Les interprètes ultérieurs ont choisi des éléments particuliers de l'enseignement de Saussure qui convenaient à leur propre programme, tout en ignorant le reste. Les théoriciens de la littérature et de l'art se sont emparés de la doctrine de l'arbitraire et l'ont utilisée pour valider des formes de littérature et d'art visuel qui auraient autrement été rejetées comme sans valeur, voire dégénérées. De nombreuses peintures de Pablo Picasso et le roman "illisible" de James Joyce Finnegans Wake (1939) en sont des exemples. Pas plus tard qu'en 1965, Joseph Kosuth a utilisé les fondements saussuriens pour présenter une exposition tripartite controversée au Museum of Modern Art de New York.

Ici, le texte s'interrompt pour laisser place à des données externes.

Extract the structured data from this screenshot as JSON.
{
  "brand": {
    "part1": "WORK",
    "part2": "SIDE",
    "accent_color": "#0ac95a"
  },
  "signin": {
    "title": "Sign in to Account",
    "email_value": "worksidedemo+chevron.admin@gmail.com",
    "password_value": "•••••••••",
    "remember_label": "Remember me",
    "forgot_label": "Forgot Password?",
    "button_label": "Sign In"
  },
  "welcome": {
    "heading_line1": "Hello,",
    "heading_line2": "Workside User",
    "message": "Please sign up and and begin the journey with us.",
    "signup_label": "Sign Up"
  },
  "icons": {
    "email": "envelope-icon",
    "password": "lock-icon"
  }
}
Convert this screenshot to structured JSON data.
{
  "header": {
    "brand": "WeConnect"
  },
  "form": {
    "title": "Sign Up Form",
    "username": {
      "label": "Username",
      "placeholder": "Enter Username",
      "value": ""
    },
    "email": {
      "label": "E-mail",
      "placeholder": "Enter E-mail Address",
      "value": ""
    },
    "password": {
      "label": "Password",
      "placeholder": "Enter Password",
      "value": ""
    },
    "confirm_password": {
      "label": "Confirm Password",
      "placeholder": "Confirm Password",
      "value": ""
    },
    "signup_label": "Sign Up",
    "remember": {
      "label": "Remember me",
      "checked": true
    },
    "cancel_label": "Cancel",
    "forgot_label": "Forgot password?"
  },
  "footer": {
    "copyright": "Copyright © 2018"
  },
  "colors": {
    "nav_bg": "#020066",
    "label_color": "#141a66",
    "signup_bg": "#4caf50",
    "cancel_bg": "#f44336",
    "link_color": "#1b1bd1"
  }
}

Il comprenait une chaise, une photographie de la chaise et une image agrandie du texte d'une entrée de dictionnaire pour le mot chaise. En psychanalyse, Jacques Lacan (1901-1981) acquiert la notoriété en affirmant que l'inconscient est structuré à la manière arbitraire d'une langue. Cette affirmation a sauvé Sigmund Freud (et d'autres) de la nécessité d'expliquer la logique du lien entre les symptômes des patients et les significations qui leur étaient attribuées par l'analyste. L'utilisation la plus frappante de Saussure est peut-être dans le domaine de l'anthropologie. C'est là que Claude Lévi-Strauss (né en 1908) a inventé toute une discipline («anthropologie structurale») dédiée à l'idée que la culture d'une société se compose de nombreux systèmes (parenté, costume, cuisine, mythes, etc.), chacun étant structuré comme une langue et peut être analysé en conséquence. La plupart de ces applications auraient presque certainement surpris et peut-être consterné Saussure.